L’Italia, grazie alla risorse europee la cui spesa è articolata nel PNRR, investirà nei prossimi anni sull’idrogeno una cifra ben maggiore di quella stanziata per lo stesso fine da Francia e Spagna, e punterà alla variante verde dell’H2, senza tuttavia escludere la possibilità di ricorrere alle altre forme del vettore in caso fosse necessario un ‘piano B’ temporaneo.

La ha ribadito il Presidente del Consiglio Mario Draghi nel corso della sua replica alla Camera dei Deputati dopo la presentazione del Piano Nazionale di Ripresa e Resilienza.
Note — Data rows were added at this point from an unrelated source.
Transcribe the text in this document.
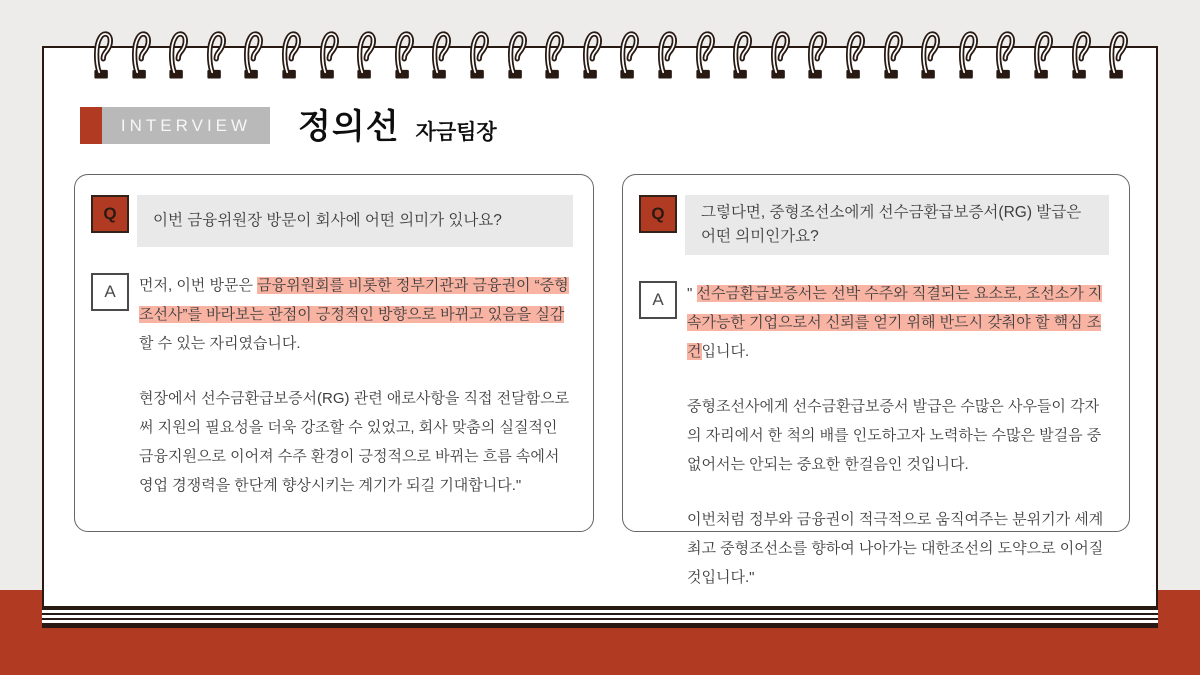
INTERVIEW	정의선 자금팀장
Q	이번 금융위원장 방문이 회사에 어떤 의미가 있나요?
A	먼저, 이번 방문은 금융위원회를 비롯한 정부기관과 금융권이 “중형조선사”를 바라보는 관점이 긍정적인 방향으로 바뀌고 있음을 실감할 수 있는 자리였습니다.

현장에서 선수금환급보증서(RG) 관련 애로사항을 직접 전달함으로써 지원의 필요성을 더욱 강조할 수 있었고, 회사 맞춤의 실질적인 금융지원으로 이어져 수주 환경이 긍정적으로 바뀌는 흐름 속에서 영업 경쟁력을 한단계 향상시키는 계기가 되길 기대합니다."

Q	그렇다면, 중형조선소에게 선수금환급보증서(RG) 발급은 어떤 의미인가요?
A	" 선수금환급보증서는 선박 수주와 직결되는 요소로, 조선소가 지속가능한 기업으로서 신뢰를 얻기 위해 반드시 갖춰야 할 핵심 조건입니다.

중형조선사에게 선수금환급보증서 발급은 수많은 사우들이 각자의 자리에서 한 척의 배를 인도하고자 노력하는 수많은 발걸음 중 없어서는 안되는 중요한 한걸음인 것입니다.

이번처럼 정부와 금융권이 적극적으로 움직여주는 분위기가 세계 최고 중형조선소를 향하여 나아가는 대한조선의 도약으로 이어질 것입니다."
“Prima di tutto voglio sottolineare come il PNRR stanzi complessivamente 3,6 miliardi di euro sullo sviluppo dell’idrogeno, dato significativamente superiore ai 2 miliardi della Francia e all’1,6 miliardi della Spagna” ha spiegato Draghi ai deputati.

Per quanto riguarda il dibattito sui ‘colori’ dell’idrogeno, il Presidente del Consiglio ha assicurato che “la transizione evidentemente deve tendere all’utilizzo dell’idrogeno verde”, ma ha anche ricordato che per riuscirci sarà necessaria “un’efficacia senza precedenti nel raggiungimento degli obiettivi di generazione di elettricità da sorgenti rinnovabili, in assenza della quale si dovranno considerare tecniche alternative per la generazione del vettore idrogeno”.

Si tratta, in sostanza, della visione già espressa recentemente (nel corso di un webinar organizzato dall’agenzia Ansa) dal Ministro della Transizione Ecologica Roberto Cingolani, che vede l’idrogeno verde come opzione prioritaria e quello blu come ‘piano B’. Il concetto è che bisogna fare tutto il possibile per privilegiare l’H2 green, ma se non saremo capaci di raggiungere abbastanza rapidamente i target necessari in termini di produzione di energia rinnovabile, non avrebbe senso ritardare lo scale-up dell’idrogeno: a quel punto, per un periodo di transizione, sarà necessario ricorrere alle altre ‘colorazioni’ dell’idrogeno per consentire al mercato di formarsi e crescere, e di poter poi ‘switchare’ verso la versione verde non appena essa sarà disponibile in quantità sufficiente.

“Il target previsto è il 72% dell’elettricità globale da fonte rinnovabile nel 2030” ha infatti ricordato Draghi. “Vuol dire installare circa 70 GW di potenza rinnovabile nei prossimi 10 anni. Il ritmo attuale di installazione della potenza è 0,8 GW all’anno. Dunque tutto dipenderà da quanto saremo in grado di rispettare la tabella di marcia del piano, riducendo al minimo i ritardi nell’implementazione delle infrastrutture energetiche. O attuiamo queste riforme o la transizione energetica richiederà più di 30-40 anni”.